Ein Blick auf die Bewährung der Inneren Führung

Marcel Bohnert


Dieser Beitrag widmet sich der Afghanistan-Mission der deutschen Bundeswehr und seinen Auswirkungen auf das Selbstverständnis und die Führungskultur in den Streitkräften. Dazu werden zunächst die allgemeinen Herausforderungen dargestellt, mit denen es sich in Neuen Kriegen auseinanderzusetzen gilt. Anschließend wird ein kurzer Einblick in die Erfahrungen der deutschen Streitkräfte im Rahmen der „International Security Assistance Force (ISAF)“ vorgenommen und danach gefragt, in welchem Rahmen sich die Innere Führung und das ihr innewohnende Leitbild des Staatsbürgers in Uniform bewähren konnten und wo sie an ihre Grenzen gestoßen sind. Die angestellten Überlegungen sind wesentlich von Beobachtungen und Erlebnissen während der eigenen Einsatzzeit in der nordafghanischen Provinz Kunduz geprägt. Aus diesen persönlichen Umständen resultierten ein starkes subjektives Erkenntnisinteresse und die spezielle Perspektive des Beitrages.

Ein Blick auf die Bewährung der Inneren Führung während des ISAF-Einsatzes führt zu keinem eindeutigen Ergebnis. Der Inneren Führung auch heute noch pauschal das Siegel einer beispiellosen Erfolgsgeschichte zu verleihen, stellt eine unredliche Überhöhung dar und es besteht die Gefahr, dass sie vielmehr zum bloßen Lippenbekenntnis verkommt. In der Gesamtschau muss zumindest geschlussfolgert werden, dass es einer Debatte um die Unternehmensphilosophie und den inneren Zustand der Bundeswehr bedarf. Diese sollte ergebnisoffen erfolgen und ohne den kategorischen Ausschluss alternativer Modelle, die sich eng an Konzeptionen verbündeter Streitkräfte orientieren könnten, geführt werden. Es lässt sich erkennen, dass es erfolgreiche Bereiche der Inneren Führung gibt und das sich ein Diskurs um die Erweiterung oder Neugestaltung des Konzeptes sowie seine Anpassung an die geänderten gesellschaftlichen, politischen und militärischen Rahmenbedingungen lohnt.

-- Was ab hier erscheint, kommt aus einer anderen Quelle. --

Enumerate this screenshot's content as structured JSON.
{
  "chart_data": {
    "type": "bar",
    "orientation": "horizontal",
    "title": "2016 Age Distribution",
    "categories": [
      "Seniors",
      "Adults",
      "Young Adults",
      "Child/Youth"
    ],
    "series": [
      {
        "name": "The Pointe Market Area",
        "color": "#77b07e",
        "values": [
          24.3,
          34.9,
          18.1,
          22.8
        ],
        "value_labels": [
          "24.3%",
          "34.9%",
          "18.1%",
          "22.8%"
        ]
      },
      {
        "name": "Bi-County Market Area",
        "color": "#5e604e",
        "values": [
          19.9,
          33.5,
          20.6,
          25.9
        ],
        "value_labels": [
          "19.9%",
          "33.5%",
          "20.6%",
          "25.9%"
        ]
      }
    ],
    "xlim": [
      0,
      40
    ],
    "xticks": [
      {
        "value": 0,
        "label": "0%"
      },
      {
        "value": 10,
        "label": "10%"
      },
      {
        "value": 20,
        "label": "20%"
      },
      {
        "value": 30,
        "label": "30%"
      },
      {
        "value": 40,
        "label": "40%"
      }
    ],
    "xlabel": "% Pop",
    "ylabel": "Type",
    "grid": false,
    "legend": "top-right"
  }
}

Durch eine Kultur der Ehrlichkeit und Offenheit können Fehler, die während der Afghanistan-Mission geschehen sind, zukünftig hoffentlich verhindert werden.

Für die Bundeswehr und ihre Verbündeten macht ein Blick in die Zukunft einen Großeinsatz im Stile der ISAF-Mission auf absehbare Zeit unwahrscheinlich, da die moralischen, politischen und finanziellen Folgen des Engagements sehr schwer wiegen. Spätestens nach den einvernehmlichen Ausführungen des deutschen Bundespräsidenten, des Außenministers sowie der Bundesministerin der Verteidigung auf der Münchner Sicherheitskonferenz im Jahre 2014 ist allerdings klar geworden, dass sich Deutschland künftig verstärkt in die Lösung weltweiter Krisen und Konflikte einbringen und eine aktivere Rolle in der Außen- und Sicherheitspolitik spielen wird.

In jedem Falle ist die Beteiligung der deutschen Bundeswehr an den Einsätzen in Mali, im Sudan und vor der Küste Somalias vermutlich nur ein Vorbote dessen, was ihre Soldatinnen und Soldaten in den kommenden Jahren auf dem afrikanischen Kontinent und anderswo erwarten wird. Sie werden wieder mit hartnäckig und heimtückisch kämpfenden Gegnern konfrontiert sein und über kurz oder lang auch in diesen Regionen ihr Leben lassen müssen. Angesichts dieser Prognosen wäre es ein schweres Versäumnis, die Lehren von ISAF in Vergessenheit geraten zu lassen.